The story of the vellum copy as such can not be traced, but the fate of Paul May's library is well documented, see Ed van Rijswijk's contribution to the Community Jewish Monument

Siegfried Paul Daniel May was born in 1868; in 1897 he married Rosine Mariane Fuld who was two years his junior. May was a banker for the family business of Lippmann, Rosenthal & Co., and involved in many financial organizations, but also charities, and the KLM. An ardent bibliophile, he was co-founder of a private press, De Heuvelpers, in the 1920s, and he assembled a vast number of valuable books.


Country House De Breul
On 15 May 1940 Paul May and his wife committed suicide (by cyanide). The Lippman bank came under the supervision of the Nazis (under the German 'Verwalter', A. Flesche). May's library was located in his country home, De Breul in Zeist. Furniture and art from the house - paintings, Chinese porcelain, silver, jewellery - was sold by Frederik Muller's auction house in Amsterdam in October-December 1941, but the books were left at the country estate until February 1943.


Announcement of the second sale of paintings from the May-Fuld collection
(De Telegraaf, 30 November 1941)
The value of the library had been estimated at fl. 63.000. However, the firm of Frederik Muller, made a new calculation, and now estimated that it was worth far more: fl. 250.000. One part of the collection was packed in crates for the Einsatzstab Reichsleiter Rosenberg, and sent to Amsterdam; later the other books were also confiscated by the Nazis (as was the house that had been occupied by the Luftwaffe); and a total of 23 large crates were needed to move the collection.


Paul May in 1936
The crates were transported to Germany, ending up - for the time being - in the High School of the NSDAP in Frankfurt am Main. After the war they were located in the Abtei Tanzenberg, a convent near Klagenfurt in Austria. The collection was returned to the heirs of Paul May, his daughter Ellen May and her husband Alexander von [later: van] Marx, who had been able to escape from Amsterdam to New York on 14 May 1940, four days after Germany attacked the Netherlands, and one day before her parents ended their lives. In 1962, when her uncle Robert died (her father's brother), she signed the death announcement as E. van Marx-May, 46 North Avenue, Westport, Conn., USA. Ellen van Marx-May (born 1897) died in 1970, her husband Alexander van Marx (born 1895) died in 1980.
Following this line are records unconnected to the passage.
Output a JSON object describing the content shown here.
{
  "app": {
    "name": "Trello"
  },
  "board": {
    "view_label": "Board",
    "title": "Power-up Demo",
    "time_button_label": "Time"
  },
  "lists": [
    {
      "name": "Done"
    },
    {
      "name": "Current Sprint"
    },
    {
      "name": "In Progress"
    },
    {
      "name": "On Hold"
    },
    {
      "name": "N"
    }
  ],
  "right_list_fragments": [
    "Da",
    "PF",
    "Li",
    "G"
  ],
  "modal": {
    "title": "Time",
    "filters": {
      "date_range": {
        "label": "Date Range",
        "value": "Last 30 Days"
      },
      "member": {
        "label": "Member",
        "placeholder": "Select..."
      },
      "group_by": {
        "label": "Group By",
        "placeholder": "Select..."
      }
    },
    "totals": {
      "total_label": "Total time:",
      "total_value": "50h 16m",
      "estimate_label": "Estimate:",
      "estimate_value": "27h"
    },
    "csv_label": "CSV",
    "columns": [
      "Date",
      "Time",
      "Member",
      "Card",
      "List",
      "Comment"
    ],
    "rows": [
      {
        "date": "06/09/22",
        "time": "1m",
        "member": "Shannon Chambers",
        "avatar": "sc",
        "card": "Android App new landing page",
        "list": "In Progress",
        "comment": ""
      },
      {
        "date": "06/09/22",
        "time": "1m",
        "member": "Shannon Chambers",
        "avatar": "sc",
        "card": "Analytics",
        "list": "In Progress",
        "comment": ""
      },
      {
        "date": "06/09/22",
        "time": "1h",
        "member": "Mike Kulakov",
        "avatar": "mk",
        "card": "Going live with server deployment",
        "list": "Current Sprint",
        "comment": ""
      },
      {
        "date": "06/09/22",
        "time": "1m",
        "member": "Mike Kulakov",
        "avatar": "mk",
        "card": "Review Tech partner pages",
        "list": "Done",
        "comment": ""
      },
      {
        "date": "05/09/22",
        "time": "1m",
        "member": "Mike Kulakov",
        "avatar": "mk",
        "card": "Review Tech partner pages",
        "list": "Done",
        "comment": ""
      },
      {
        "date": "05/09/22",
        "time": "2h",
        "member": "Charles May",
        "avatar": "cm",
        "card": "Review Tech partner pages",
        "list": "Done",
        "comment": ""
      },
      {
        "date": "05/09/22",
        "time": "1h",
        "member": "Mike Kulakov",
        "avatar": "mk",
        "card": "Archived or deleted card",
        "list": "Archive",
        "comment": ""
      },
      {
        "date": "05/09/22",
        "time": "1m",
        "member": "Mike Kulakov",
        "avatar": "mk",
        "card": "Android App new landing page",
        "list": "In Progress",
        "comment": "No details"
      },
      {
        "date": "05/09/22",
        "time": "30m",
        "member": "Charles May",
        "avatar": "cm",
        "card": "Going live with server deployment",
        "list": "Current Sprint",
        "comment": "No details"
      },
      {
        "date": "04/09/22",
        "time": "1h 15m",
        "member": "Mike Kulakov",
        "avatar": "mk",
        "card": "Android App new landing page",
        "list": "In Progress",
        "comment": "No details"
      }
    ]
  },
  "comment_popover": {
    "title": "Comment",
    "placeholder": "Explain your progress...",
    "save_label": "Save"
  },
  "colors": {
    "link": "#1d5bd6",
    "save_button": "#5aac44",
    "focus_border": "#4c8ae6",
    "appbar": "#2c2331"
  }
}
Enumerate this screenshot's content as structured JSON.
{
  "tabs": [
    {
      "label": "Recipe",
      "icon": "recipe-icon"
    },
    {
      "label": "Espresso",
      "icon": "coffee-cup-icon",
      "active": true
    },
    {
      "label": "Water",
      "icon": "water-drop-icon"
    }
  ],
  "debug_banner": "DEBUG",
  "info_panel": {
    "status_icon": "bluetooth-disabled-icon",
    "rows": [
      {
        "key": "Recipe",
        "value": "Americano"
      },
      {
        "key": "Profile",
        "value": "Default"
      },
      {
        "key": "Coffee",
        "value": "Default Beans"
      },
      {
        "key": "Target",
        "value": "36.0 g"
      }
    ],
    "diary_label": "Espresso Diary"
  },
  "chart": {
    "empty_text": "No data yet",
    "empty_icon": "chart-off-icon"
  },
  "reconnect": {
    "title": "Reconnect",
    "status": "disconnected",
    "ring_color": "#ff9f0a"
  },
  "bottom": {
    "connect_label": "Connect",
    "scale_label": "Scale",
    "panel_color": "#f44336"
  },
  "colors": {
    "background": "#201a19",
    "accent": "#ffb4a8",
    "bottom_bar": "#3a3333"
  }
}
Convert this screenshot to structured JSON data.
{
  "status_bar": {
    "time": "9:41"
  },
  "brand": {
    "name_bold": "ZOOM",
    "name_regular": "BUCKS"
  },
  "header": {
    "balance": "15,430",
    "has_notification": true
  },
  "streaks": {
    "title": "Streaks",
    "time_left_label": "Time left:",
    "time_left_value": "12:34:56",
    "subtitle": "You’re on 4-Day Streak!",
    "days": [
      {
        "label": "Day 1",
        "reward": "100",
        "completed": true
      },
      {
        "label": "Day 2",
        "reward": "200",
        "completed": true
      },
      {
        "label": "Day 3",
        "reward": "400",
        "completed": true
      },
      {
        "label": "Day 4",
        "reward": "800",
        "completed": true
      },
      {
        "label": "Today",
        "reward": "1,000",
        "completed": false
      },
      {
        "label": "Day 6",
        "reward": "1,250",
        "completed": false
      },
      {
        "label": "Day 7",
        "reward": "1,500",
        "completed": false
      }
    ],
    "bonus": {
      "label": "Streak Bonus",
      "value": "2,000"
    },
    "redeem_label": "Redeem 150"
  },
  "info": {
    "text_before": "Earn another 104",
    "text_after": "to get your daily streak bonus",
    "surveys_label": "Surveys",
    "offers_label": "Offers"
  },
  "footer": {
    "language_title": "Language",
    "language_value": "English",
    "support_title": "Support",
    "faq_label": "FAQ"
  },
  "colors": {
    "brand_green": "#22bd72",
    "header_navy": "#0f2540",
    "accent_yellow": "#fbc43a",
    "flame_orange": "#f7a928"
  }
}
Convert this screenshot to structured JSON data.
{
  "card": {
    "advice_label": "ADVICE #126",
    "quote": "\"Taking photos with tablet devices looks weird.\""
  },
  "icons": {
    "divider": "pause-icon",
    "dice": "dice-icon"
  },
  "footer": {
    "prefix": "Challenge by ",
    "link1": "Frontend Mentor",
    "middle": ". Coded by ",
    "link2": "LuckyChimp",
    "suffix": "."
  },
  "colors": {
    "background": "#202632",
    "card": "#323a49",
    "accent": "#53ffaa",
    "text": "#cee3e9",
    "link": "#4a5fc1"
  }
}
The two vellum volumes of the Vale Press Cellini had been transported to Germany and Austria, and were since returned to the family, only to be auctioned in Switzerland as part of the Paul May collection. August Laube sold the collection in two parts, on 19 October 1949 and on 25 September 1956. The second sale included the Cellini edition in lot 358 (estimated price 1000 Swiss Francs). It was the only Vale Press edition on vellum in the Paul May collection, but it was not the only Vale Press book - there were 19 Vale Press lots, including the complete Shakespeare edition in 39 volumes. 

Paul May possessed more bindings by Sybil Pye: Daphnis and Chloe (1893, bound in 1928), The Poems of Sir John Suckling (1896, bound in 1926), Michael Field's The World at Auction (1898, bound in 1913), Maurice de Guerin's The Centaur The Bacchante (1899, bound in 1925), and Poems from Wordsworth (1902, bound in 1923). 

All in all, May possessed sixteen bindings by Sybil Pye (for twelve editions), only a few less than Major Abbey who is said to be Pye's main customer, and who ordered nineteen bindings (for fifteen editions). May had bindings that were dated 1913 and 1916, but it is highly probable that he purchased all these bindings between 1923 and 1938. There were bindings for editions of The Vale Press (five), The Eragny Press (three), The Kelmscott Press (one), one for a German Insel-Verlag edition, and two for Dutch private press editions. 


The current location of the Vale Press Cellini printed on vellum from May's collection is not known to me.